Ele se dedicava, então, a desmascarar a hipocrisia dos discursos antitotalitários da direita liberal.
Nos últimos anos, Caetano se posicionou mais à esquerda que em qualquer outro momento de sua vida. De seu lado, a esquerda ficou mais "Odara" e o reconheceu como uma consciência crítica no enfrentamento do banditismo bolsonarista.

Como previu seu amigo Maurício Pato, ainda nos anos 1970, "Gente" virou uma canção de protesto. "Gente é pra brilhar, não pra morrer de fome", ele canta, com um sentido renovado, em atos políticos.

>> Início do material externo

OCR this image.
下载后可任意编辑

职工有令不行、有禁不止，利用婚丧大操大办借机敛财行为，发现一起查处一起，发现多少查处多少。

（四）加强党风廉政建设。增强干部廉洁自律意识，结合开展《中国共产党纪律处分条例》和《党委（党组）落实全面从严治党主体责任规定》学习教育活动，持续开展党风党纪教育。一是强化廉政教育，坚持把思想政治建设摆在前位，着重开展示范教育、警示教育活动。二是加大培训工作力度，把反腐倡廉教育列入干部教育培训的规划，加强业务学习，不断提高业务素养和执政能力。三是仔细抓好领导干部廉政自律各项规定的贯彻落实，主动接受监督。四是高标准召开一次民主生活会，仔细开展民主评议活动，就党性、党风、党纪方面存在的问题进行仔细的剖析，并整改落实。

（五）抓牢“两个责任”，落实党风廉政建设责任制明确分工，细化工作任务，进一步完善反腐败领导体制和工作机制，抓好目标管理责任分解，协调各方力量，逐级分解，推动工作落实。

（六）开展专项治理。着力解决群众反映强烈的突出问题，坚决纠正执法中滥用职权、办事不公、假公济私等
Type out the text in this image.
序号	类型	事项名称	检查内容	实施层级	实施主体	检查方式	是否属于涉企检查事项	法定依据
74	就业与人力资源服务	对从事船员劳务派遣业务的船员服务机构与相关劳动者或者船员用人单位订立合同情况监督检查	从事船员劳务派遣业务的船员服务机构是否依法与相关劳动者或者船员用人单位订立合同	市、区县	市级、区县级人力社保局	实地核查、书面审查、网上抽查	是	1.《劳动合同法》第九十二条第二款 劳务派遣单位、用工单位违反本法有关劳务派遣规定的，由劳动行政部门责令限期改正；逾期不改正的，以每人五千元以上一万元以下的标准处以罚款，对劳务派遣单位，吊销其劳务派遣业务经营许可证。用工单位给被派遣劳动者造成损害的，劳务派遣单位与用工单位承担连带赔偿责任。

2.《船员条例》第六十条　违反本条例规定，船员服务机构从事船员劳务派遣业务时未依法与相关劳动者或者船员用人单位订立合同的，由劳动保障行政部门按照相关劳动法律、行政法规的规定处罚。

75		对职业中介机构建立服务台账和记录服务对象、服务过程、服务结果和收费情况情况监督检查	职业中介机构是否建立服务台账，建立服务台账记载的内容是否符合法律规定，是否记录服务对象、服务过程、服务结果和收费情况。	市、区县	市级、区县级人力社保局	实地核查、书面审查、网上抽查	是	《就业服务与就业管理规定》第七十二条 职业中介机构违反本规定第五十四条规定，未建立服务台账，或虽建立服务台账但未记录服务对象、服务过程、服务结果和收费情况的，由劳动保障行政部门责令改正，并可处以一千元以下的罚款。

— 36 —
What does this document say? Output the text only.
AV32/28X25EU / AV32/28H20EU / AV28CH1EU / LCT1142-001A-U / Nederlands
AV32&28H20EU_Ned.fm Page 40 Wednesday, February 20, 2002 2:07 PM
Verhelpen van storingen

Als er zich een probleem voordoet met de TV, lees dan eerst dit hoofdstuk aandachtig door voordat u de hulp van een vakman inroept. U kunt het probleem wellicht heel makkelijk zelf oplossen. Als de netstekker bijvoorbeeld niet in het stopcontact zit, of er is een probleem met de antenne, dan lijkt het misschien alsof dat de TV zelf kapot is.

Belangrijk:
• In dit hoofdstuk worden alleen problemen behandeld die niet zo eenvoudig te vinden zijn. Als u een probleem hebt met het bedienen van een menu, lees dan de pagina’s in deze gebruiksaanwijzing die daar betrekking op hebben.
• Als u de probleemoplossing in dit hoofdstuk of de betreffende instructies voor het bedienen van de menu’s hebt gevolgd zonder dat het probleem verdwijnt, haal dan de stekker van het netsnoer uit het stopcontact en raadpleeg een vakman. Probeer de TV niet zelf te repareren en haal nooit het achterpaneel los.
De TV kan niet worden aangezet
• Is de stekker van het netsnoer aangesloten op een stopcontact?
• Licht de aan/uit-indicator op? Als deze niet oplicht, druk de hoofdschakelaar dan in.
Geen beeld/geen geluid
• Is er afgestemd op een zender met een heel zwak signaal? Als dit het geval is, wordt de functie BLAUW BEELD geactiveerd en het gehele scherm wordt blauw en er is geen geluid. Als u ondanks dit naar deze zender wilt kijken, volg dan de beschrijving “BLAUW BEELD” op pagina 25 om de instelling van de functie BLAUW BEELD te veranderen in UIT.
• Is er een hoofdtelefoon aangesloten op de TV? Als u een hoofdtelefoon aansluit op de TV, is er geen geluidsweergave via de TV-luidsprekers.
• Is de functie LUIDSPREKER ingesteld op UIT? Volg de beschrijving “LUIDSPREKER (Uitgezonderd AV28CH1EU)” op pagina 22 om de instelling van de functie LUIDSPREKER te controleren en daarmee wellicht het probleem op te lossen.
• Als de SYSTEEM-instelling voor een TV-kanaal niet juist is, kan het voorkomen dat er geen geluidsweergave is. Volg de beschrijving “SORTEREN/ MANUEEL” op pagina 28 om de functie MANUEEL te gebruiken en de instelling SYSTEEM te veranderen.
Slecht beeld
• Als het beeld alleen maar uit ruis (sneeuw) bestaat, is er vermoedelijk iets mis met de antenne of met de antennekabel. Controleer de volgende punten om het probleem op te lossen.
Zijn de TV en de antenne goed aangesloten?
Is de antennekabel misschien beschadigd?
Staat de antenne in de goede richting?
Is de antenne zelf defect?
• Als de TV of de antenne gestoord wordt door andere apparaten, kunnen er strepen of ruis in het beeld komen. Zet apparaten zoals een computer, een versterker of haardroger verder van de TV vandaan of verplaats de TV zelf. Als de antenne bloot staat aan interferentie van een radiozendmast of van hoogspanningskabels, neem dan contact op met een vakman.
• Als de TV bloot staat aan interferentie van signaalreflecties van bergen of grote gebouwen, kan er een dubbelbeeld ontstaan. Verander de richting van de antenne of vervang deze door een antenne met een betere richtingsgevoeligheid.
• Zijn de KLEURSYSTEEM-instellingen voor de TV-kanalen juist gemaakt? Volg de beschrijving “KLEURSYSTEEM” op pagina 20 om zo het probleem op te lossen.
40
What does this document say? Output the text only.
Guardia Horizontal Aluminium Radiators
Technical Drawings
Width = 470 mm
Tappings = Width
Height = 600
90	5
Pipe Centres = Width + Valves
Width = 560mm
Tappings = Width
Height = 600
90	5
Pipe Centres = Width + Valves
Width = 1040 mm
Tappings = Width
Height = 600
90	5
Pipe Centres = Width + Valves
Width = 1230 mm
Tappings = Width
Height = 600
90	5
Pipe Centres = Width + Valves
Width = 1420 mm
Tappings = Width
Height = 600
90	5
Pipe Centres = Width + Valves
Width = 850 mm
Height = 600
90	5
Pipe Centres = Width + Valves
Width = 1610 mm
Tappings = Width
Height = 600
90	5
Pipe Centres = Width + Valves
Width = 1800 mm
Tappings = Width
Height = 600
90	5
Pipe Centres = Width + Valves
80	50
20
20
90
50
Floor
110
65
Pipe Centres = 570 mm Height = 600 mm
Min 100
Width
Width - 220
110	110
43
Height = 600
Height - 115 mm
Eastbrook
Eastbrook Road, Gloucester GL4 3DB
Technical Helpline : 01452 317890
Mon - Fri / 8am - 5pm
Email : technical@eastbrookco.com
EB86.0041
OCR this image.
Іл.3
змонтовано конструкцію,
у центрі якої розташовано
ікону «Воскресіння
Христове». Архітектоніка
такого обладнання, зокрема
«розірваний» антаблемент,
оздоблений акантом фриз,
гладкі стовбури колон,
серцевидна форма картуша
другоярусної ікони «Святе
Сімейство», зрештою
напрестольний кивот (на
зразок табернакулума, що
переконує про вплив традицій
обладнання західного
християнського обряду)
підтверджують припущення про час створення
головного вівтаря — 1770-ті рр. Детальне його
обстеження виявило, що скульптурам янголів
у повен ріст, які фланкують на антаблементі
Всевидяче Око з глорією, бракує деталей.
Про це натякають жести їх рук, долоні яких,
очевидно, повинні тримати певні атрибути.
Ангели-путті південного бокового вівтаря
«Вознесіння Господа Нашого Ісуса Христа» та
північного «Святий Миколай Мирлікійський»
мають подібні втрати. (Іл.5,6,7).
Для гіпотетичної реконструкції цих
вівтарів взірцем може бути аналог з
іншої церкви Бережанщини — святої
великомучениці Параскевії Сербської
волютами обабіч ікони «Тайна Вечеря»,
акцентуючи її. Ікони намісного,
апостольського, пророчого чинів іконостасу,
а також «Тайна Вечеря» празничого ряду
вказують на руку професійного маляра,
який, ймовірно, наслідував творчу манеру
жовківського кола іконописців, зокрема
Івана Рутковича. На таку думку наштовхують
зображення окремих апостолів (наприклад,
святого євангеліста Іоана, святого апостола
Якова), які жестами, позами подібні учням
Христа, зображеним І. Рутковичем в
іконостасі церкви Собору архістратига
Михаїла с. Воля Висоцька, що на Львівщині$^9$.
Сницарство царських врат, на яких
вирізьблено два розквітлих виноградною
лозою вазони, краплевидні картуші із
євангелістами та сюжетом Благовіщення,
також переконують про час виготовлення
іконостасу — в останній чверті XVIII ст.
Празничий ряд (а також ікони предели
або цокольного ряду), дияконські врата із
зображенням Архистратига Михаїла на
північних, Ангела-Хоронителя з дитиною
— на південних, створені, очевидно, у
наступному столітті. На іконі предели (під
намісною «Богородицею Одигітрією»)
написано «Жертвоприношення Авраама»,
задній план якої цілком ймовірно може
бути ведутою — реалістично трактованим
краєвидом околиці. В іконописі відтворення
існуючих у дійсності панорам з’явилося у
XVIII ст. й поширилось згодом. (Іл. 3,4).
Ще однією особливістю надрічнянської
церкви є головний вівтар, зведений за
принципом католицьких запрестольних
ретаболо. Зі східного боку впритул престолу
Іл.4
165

Em 2022, Caetano fez o L. Seu coração cirista decidiu votar em Lula no primeiro turno da eleição presidencial. Os desencontros do tropicalista com o PT, no passado, expõem um paradoxo, se observarmos que os anos de política externa de Lula e Celso Amorim propiciaram o cenário mais próximo de sua crença na liderança internacional do Brasil.

O cantor Caetano Veloso e os Beat Boys interpretam "Alegria, Alegria" no 3º Festival de Música Popular Brasileira, promovido pela TV Record, em 1967 - Claudemiro/Acervo UH/Folhapress

Em um país mais sombrio, a vitória de Lula se apresenta como etapa essencial para a sobrevivência de sua utopia e de suas ideias de reforma da esquerda, hoje mais identificadas, no campo teórico, com Ciro Gomes.

Mas, farol alto. Ele continua a "ver com olhos livres", como disse Oswald de Andrade, e a desconfiar de personalismos. Seus sonhos são ainda mais elevados.

O álbum "Meu Coco" é a aposta mais drástica de seu sebastianismo tropical, de seu "ou vai ou racha" civilizatório, de sua "vertigem visionária". Sua briga pelo Brasil é uma questão pessoal.